O calendário "artístico" para ajudar alunos do Minho

Mentor do projeto destaca os voluntários e abertura dos estabelecimentos de ensino à iniciativa, que já vai na quarta edição

A Associação Académica da Universidade do Minho (AAUM) vai publicar pelo quarto ano consecutivo - a quinta edição está já "assegurada" - um calendário de cariz solidário que tem como objetivo apoiar estudantes com dificuldades financeiras e lutar contra o abandono escolar. O calendário, com alunos e atletas, tem como característica o "nu artístico, ausente de cariz sexual ou erótico, o que é um das grandes segredos e mais-valias do calendário".

As palavras são de Nuno Gonçalves, de 40 anos, fotógrafo, treinador de judo e mentor do projeto.

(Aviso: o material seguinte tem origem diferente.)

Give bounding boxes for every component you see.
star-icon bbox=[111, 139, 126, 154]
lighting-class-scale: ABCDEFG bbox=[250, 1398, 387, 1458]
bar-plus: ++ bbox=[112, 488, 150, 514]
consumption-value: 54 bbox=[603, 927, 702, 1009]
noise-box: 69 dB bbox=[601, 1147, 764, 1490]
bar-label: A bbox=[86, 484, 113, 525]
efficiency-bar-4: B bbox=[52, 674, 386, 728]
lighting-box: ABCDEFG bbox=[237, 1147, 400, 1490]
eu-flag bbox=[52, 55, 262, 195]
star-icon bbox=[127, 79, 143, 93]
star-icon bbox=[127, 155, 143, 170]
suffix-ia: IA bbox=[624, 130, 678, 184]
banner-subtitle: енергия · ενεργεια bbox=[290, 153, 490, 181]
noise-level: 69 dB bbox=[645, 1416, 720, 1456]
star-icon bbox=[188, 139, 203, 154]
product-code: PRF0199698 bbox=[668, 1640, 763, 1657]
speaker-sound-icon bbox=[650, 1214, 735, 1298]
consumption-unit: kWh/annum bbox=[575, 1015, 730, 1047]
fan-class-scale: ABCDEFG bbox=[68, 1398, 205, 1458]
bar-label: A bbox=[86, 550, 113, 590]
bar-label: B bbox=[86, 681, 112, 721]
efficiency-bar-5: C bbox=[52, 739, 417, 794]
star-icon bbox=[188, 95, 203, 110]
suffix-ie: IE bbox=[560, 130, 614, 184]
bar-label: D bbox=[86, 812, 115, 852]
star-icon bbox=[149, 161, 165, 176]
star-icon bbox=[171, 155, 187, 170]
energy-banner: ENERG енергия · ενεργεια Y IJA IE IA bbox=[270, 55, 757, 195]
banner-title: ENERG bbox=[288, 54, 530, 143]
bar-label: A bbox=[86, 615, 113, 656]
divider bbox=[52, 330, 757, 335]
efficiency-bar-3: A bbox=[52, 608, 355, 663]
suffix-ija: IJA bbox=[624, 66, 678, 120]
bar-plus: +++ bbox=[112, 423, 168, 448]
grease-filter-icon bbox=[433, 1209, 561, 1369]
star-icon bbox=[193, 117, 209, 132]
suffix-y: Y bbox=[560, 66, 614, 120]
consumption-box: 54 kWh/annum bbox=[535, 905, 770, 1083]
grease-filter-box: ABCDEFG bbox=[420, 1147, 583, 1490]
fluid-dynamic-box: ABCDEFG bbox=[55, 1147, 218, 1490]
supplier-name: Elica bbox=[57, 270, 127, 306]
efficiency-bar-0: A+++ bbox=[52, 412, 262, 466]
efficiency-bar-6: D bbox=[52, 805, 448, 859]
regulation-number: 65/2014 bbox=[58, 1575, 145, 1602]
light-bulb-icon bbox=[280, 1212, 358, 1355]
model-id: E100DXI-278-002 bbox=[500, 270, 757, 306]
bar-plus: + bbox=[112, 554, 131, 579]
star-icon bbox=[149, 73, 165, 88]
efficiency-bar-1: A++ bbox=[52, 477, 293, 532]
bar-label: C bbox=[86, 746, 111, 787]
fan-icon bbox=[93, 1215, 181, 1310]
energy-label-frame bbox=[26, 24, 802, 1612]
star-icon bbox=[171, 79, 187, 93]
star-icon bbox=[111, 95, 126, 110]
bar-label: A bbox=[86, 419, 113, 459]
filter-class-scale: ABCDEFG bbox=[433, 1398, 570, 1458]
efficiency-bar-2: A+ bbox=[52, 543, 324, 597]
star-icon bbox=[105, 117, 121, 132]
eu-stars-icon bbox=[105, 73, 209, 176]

A ideia surgiu numa "altura em que se falava muito da crise", algo que sentia já no grupo de judo orientado por Nuno, com vários alunos a terem dificuldades em pagar as mensalidades.

Mas não são só alunos que entram no calendário, o atleta olímpico Emanuel Silva já participou e a edição de 2018 conta com a espanhola Rocío Sánchez Estepa, campeã mundial universitária de Karaté no ano passado e medalha de bronze sénior em 2014. É a primeira "internacionalização" do calendário.

"Na altura, há quatro anos, havia o calendário dos bombeiros e era ainda território por explorar, mas sabia que ia ser um sucesso. Por causa da crise, do abandono escolar e do grupo que tínhamos", disse Nuno Gonçalves ao DN, destacando ainda o facto de terem existido desde logo voluntários para as fotografias, mesmo que estas envolvessem não vestir qualquer peça de roupa.

Até na própria Academia, que tende a ser mais "fechada", a ideia foi logo "bem acolhida".

18 mil euros em três anos

Nas três edições anteriores foram angariados cerca de 18 mil euros e, no primeiro ano, a Federação Internacional de Judo "fez um donativo de cinco mil dólares", conta.

"A Universidade do Minho é a que tem mais alunos bolseiros. Em 2016/2017 existiram 6754 candidaturas e foram atribuídas 5542. Existiram ainda 144 candidaturas ao Fundo Social de Emergência (FSE) e 98 receberam candidaturas para continuar os estudos", explicou.

"O principal objetivo é angariar verbas e alertar para o abandono escolar", disse Nuno Gonçalves, que também foi aluno da Universidade do Minho.

Para já, foram impressos 800 calendários, a cinco euros cada, mas "com o apoio da gráfica" será fácil imprimir mais, caso seja necessário.

O Fundo Social de Emergência

"O FSE é uma prestação pecuniária atribuída a fundo perdido, isenta de quaisquer taxas, que se destina a colmatar situações pontuais decorrentes de contingências ou dificuldades económico-sociais, com impacto negativo no normal aproveitamento escolar do estudante, e que não possam ser convenientemente resolvidas no âmbito dos apoios previstos pelo sistema de Ação Social para o Ensino Superior", explica o site da AAUM.